Last month, the White House gave government agencies 30 days to ensure they don’t have TikTok on federal devices and systems. Over 30 U.S. states have also banned workers from using TikTok on government-owned devices.

Any U.S. ban would face significant legal hurdles and implicit political ramifications, since TikTok is popular with millions of young Americans.

Last week, Popular Senator Mark Warner said it was important the U.S. government do further to make clear what it believes are the national security threats from TikTok.” It’s going to be peremptory on the government to show its cards in terms of how this is a trouble,” Warner said.

TikTok and CFIUS have been negotiating for further than two years on data security conditions. TikTok said it has spent further than$1.5 billion on strict data security efforts and rejects viewing allegations.

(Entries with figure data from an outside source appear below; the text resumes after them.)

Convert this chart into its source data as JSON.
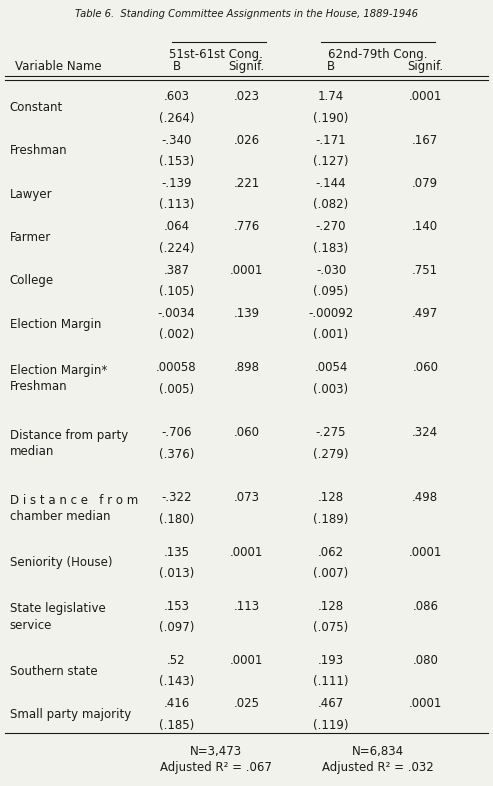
{
  "title": "Table 6.  Standing Committee Assignments in the House, 1889-1946",
  "col_header_group1": "51st-61st Cong.",
  "col_header_group2": "62nd-79th Cong.",
  "col_sub1": "B",
  "col_sub2": "Signif.",
  "col_sub3": "B",
  "col_sub4": "Signif.",
  "var_col_label": "Variable Name",
  "rows": [
    {
      "name": "Constant",
      "b1": ".603",
      "se1": "(.264)",
      "sig1": ".023",
      "b2": "1.74",
      "se2": "(.190)",
      "sig2": ".0001"
    },
    {
      "name": "Freshman",
      "b1": "-.340",
      "se1": "(.153)",
      "sig1": ".026",
      "b2": "-.171",
      "se2": "(.127)",
      "sig2": ".167"
    },
    {
      "name": "Lawyer",
      "b1": "-.139",
      "se1": "(.113)",
      "sig1": ".221",
      "b2": "-.144",
      "se2": "(.082)",
      "sig2": ".079"
    },
    {
      "name": "Farmer",
      "b1": ".064",
      "se1": "(.224)",
      "sig1": ".776",
      "b2": "-.270",
      "se2": "(.183)",
      "sig2": ".140"
    },
    {
      "name": "College",
      "b1": ".387",
      "se1": "(.105)",
      "sig1": ".0001",
      "b2": "-.030",
      "se2": "(.095)",
      "sig2": ".751"
    },
    {
      "name": "Election Margin",
      "b1": "-.0034",
      "se1": "(.002)",
      "sig1": ".139",
      "b2": "-.00092",
      "se2": "(.001)",
      "sig2": ".497"
    },
    {
      "name": "Election Margin*\nFreshman",
      "b1": ".00058",
      "se1": "(.005)",
      "sig1": ".898",
      "b2": ".0054",
      "se2": "(.003)",
      "sig2": ".060"
    },
    {
      "name": "Distance from party\nmedian",
      "b1": "-.706",
      "se1": "(.376)",
      "sig1": ".060",
      "b2": "-.275",
      "se2": "(.279)",
      "sig2": ".324"
    },
    {
      "name": "D i s t a n c e   f r o m\nchamber median",
      "b1": "-.322",
      "se1": "(.180)",
      "sig1": ".073",
      "b2": ".128",
      "se2": "(.189)",
      "sig2": ".498"
    },
    {
      "name": "Seniority (House)",
      "b1": ".135",
      "se1": "(.013)",
      "sig1": ".0001",
      "b2": ".062",
      "se2": "(.007)",
      "sig2": ".0001"
    },
    {
      "name": "State legislative\nservice",
      "b1": ".153",
      "se1": "(.097)",
      "sig1": ".113",
      "b2": ".128",
      "se2": "(.075)",
      "sig2": ".086"
    },
    {
      "name": "Southern state",
      "b1": ".52",
      "se1": "(.143)",
      "sig1": ".0001",
      "b2": ".193",
      "se2": "(.111)",
      "sig2": ".080"
    },
    {
      "name": "Small party majority",
      "b1": ".416",
      "se1": "(.185)",
      "sig1": ".025",
      "b2": ".467",
      "se2": "(.119)",
      "sig2": ".0001"
    }
  ],
  "footnote1_left": "N=3,473",
  "footnote2_left": "Adjusted R² = .067",
  "footnote1_right": "N=6,834",
  "footnote2_right": "Adjusted R² = .032",
  "bg_color": "#f2f2ed",
  "text_color": "#1a1a1a",
  "font_size": 8.5
}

TikTok said on Wednesday that” the best way to address concerns about national security is with the transparent,U.S.- based protection of U.S. user data and systems, with robust third- party monitoring, vetting, and verification.”

Last week, the White House backed legislation by a dozen senators to give the administration new powers to ban TikTok and other foreign-based technologies if they pose national security threats. It could give the Biden administration new security in court if they sought to ban TikTok.

White House national security counsel Jake Sullivan praised the bipartisan bill, saying it” would strengthen our capability to address separate threats posed by individual deals, and systemic threats posed by certain classes of deals involving countries of concern in sensitive technology sectors.”

The House of Representatives Foreign Affairs Committee this month voted along party lines on a much broader bill aimed at Tiktok, sponsored by Republican Representative Michael McCaul, that Democrats said would challenge the administration to effectively ban TikTok and other subsidiaries of ByteDance.